Однако чекисты поставили перед собой другую задачу, можно сказать сверхзадачу: попытаться идейно разоружить их, оказать на них профилактическое воздействие. Тем более что в ходе следствия обнаружилось: совершившие преступление находились под сильным влиянием буржуазной идеологии, подрывной пропаганды и, веря ее инсинуациям, считали, что являются этакими героями, борющимися за якобы попранные в нашей стране права человека.
Когда я знакомился с материалами на эту четверку, вчитываясь в протоколы допросов, в показания свидетелей, в приобщенные к делу справки, то, все более убеждаясь в нелепой, убогой простоте случившегося, помнится, ясно и отчетливо подумал вот о чем.
Мы все — по крайней мере мужская половина человечества, сколько нас есть миллионов, — в детстве хотим был необыкновенными. Хотим быть такими, чтобы все остальные нами восхищались, думали про нас: «Какой он храбрый! Какой он удивительный! Какой он не такой, как все!»
С еще большей остротой, с желанием выделиться мы не только хотим этого, но и порой мним так о себе в юности.

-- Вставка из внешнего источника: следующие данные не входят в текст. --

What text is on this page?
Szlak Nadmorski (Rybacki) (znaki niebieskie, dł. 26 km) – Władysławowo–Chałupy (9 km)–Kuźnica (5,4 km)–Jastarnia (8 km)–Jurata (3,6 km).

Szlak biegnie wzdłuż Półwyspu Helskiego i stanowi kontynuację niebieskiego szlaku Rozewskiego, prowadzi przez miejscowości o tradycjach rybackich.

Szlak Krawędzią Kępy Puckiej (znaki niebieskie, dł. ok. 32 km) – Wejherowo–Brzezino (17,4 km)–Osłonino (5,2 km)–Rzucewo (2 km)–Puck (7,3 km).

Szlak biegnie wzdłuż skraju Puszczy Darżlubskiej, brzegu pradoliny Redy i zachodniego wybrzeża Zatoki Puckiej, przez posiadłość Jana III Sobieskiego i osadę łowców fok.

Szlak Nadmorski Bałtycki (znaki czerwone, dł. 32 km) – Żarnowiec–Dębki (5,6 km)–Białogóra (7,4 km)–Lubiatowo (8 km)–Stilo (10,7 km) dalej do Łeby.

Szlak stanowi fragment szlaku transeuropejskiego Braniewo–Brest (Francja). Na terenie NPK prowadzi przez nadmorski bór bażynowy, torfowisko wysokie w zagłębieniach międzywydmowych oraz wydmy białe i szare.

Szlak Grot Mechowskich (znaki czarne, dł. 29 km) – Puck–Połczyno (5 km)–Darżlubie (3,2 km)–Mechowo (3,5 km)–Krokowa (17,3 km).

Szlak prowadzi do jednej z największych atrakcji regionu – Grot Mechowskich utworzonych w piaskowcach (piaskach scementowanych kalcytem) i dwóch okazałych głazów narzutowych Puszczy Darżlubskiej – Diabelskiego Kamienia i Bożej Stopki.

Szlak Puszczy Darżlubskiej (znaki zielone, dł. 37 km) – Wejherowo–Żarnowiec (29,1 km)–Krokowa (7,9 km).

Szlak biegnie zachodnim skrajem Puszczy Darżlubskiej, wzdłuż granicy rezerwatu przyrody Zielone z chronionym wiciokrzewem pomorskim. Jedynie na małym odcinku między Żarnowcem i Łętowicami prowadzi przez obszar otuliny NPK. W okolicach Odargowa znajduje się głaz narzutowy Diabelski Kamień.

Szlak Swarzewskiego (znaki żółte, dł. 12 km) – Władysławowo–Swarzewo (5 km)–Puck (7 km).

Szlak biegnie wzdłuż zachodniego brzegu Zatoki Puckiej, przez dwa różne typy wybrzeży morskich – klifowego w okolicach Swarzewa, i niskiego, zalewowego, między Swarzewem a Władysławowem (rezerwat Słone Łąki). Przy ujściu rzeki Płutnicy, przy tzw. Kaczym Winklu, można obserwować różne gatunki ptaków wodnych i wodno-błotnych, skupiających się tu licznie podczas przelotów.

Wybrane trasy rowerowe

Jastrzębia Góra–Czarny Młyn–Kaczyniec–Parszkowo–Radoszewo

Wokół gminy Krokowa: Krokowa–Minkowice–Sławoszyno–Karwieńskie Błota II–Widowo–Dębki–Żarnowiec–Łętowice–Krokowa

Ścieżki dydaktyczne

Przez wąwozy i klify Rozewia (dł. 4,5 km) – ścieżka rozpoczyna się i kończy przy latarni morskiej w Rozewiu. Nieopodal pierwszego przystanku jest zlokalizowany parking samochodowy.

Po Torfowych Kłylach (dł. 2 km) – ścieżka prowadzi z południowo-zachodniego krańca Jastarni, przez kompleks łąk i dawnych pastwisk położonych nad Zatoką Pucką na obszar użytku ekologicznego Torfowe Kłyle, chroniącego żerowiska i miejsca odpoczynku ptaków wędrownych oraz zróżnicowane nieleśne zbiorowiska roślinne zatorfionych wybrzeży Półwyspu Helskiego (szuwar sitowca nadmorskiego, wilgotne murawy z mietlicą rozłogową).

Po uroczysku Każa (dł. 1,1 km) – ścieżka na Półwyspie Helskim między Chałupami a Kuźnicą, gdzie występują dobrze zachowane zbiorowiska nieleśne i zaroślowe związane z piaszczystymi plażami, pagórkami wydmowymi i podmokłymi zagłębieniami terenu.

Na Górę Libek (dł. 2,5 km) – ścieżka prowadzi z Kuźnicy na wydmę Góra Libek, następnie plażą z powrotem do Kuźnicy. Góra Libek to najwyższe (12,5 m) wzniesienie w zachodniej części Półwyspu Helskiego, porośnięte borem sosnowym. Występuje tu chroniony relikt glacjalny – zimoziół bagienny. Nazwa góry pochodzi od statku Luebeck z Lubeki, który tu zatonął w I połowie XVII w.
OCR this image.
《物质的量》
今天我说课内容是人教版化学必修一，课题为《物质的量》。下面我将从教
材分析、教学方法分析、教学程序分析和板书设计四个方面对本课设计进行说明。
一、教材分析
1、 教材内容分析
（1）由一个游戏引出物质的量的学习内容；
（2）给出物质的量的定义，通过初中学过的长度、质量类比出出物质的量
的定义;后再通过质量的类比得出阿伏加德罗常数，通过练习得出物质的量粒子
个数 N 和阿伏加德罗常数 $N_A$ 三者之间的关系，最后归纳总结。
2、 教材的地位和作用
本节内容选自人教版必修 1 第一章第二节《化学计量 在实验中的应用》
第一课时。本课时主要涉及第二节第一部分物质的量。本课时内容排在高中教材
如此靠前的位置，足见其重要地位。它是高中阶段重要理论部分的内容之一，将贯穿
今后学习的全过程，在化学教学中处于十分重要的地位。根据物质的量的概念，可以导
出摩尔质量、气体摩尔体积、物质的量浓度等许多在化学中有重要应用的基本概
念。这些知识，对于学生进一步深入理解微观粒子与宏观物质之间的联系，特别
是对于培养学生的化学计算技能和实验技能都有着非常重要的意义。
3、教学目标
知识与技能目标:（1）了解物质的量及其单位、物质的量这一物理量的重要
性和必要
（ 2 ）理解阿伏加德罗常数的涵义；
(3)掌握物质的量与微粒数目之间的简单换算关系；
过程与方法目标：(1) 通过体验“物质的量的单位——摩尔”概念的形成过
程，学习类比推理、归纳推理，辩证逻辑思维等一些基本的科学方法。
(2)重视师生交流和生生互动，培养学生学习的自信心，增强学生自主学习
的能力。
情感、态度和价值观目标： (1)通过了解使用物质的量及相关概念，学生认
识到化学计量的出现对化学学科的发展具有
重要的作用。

Позже романтический инфантилизм у одних проходит или забирается глубоко внутрь, только едва теплясь как безобидное, но согревающее в сентиментальные минуты воспоминание детских лет. У других, напротив, он становится своеобразной затвердевшей гранью внутреннего мира, чуть ли не оселком, на котором пробуются ценности всего окружающего. Чаще всего такая его гипертрофированность, в собственных глазах возвышающая молодого человека над остальными людьми, не имеет под собой реальных достоинств. И тогда он впадает в ошибку, — от недостаточной самокритичности, оттого, что не умеет взглянуть не только внутрь себя, но и на себя, на свои поступки со стороны.
Иными словами, несмотря на произошедший разлад с действительностью, он продолжает мнить о себе: какой он хороший, какой смелый и умный. И вдруг ему говорят: нет, это вовсе не так. Ты не такой. И выкладывают перед ним на стол факты, показывающие его не в розовом, а в реальном свете, в котором становится очевидным, что выделяется он отнюдь не достоинствами, а наоборот. Выделяется, оказывается, тем, что противопоставил себя обществу! Причем в ущерб обществу, ибо двигал им заурядный эгоизм, замешанный на некомпетентности.
Молодой человек, однако, начинает яростно сопротивляться, не сдает своих позиций, потому что никто никогда не говорил ему с такой жесткой откровенностью, с такой неумолимой прямотой, что он не прав, глубоко не прав.
В итоге — драма, которой, будь он чуточку самокритичней, могло бы и не быть. Драма не отвлеченная, за которой можно позволить себе следить с легким скептицизмом, памятуя, что перед тобой все ж таки розыгрыш, а самая что ни на есть реальная, потрясающая душу, так как средоточием драматизма событий является собственная судьба.
Я спрашивал одного из следователей, работавших с этими молодыми людьми: так ли, не ошибся ли я в понимании ситуации? И он ответил: нет, не ошибся, примерно так все и было. Разумеется, для самих подследственных. Потому что для работавших с ними чекистов все обстояло иначе. Для них это была профилактическая работа. Поединок личности с личностью.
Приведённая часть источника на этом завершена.